A representative for the alleged label stated they had proof that real artists worked on the covers, and the page, which has 117 followers on Facebook and hasn’t been updated in three years, has an expired domain name.
However, when pressed for further information, the spokesperson said nothing.
Surprisingly, Spotify maintains that despite the alleged AI covers disappearing during Slate’s inquiry, it did not remove them.
“Spotify does not have a policy against artists creating content using autotune or AI tools, as long as the content does not violate our other policies, including our deceptive content policy, which prohibits impersonation,” a spokesperson for Spotify told the outlet. “In this instance, the content was removed by the content providers.”
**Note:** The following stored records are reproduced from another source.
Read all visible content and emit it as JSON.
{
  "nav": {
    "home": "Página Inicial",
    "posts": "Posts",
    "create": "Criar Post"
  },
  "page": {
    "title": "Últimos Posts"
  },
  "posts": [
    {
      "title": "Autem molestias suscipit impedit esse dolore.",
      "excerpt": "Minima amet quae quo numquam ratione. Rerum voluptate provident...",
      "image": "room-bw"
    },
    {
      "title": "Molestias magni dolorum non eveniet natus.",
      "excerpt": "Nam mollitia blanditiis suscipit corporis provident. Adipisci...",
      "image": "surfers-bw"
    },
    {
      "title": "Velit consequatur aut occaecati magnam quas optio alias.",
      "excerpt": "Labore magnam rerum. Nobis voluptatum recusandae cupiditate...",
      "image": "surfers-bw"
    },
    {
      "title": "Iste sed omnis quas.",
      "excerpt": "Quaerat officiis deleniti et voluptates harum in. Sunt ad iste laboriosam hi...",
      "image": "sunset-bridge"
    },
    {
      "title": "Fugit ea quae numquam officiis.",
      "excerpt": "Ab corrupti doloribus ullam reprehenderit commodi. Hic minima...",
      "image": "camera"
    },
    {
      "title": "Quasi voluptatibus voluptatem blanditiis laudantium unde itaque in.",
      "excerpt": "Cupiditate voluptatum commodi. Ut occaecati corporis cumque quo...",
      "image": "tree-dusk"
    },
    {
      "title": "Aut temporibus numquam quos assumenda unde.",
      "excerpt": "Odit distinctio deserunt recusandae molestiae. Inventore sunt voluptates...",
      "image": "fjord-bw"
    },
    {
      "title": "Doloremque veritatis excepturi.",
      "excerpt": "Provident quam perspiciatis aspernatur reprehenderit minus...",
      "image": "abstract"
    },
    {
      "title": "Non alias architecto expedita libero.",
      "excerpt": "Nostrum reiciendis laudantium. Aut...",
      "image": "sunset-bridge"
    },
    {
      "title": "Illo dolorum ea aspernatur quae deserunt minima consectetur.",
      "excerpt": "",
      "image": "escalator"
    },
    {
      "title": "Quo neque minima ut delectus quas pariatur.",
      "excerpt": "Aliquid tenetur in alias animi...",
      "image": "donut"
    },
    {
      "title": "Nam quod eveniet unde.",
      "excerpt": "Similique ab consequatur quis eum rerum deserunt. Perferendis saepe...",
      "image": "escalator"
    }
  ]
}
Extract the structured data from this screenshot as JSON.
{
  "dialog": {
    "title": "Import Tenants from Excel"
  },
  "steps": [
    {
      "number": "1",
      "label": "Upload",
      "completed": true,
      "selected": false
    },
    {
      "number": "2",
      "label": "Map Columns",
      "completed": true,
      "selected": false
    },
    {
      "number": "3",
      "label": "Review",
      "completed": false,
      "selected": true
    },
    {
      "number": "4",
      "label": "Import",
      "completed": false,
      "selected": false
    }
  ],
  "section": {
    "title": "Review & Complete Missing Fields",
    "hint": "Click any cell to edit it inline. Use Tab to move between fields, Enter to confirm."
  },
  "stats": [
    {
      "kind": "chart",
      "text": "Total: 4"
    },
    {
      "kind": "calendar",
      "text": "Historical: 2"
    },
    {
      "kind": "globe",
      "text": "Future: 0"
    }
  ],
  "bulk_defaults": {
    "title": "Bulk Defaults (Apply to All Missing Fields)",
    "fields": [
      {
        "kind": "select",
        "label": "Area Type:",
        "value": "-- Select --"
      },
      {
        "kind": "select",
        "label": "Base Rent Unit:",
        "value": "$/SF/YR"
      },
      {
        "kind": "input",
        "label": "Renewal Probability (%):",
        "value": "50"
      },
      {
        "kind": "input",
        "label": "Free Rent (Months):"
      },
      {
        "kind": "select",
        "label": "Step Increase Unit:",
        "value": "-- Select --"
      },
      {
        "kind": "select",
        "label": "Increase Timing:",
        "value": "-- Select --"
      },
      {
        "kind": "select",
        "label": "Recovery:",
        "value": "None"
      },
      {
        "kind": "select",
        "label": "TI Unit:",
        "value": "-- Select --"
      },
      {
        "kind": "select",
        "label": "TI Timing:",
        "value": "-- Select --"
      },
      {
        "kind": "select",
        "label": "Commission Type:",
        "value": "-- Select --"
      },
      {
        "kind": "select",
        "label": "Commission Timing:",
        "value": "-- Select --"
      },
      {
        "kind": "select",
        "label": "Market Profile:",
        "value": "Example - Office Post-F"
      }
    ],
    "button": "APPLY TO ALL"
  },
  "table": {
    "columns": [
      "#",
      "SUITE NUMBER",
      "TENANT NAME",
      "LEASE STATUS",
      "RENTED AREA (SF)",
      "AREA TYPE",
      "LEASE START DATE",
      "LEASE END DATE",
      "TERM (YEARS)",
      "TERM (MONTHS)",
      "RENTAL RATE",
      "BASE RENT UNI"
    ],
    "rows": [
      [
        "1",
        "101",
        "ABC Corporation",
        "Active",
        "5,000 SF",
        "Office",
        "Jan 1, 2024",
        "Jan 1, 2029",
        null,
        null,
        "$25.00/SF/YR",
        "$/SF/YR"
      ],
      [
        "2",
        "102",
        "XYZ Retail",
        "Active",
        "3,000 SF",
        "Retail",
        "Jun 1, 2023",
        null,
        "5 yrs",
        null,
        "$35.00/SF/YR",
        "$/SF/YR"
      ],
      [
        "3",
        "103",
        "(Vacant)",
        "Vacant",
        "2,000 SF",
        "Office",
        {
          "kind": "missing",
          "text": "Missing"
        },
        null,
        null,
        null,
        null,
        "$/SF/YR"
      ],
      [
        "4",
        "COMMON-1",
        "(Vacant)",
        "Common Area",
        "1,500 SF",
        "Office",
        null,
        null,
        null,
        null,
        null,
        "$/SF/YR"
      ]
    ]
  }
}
Needless to say, this problem is not exclusive to covers of country music. “This has been going on with jazz, electronic music, and ambient music for a few years now,” calibuildr told Slate.
The blog Metal Sucks also found similar scammy AI interpretations of metalcore songs that seemed to “hijack” real bands.
Spotify doesn’t seem to have a problem with AI music, therefore it is up to the labels of the musicians whose music is being covered by computers to get it taken down, or in the case of the bogus country covers, for the quote-unquote “content providers” to do it themselves.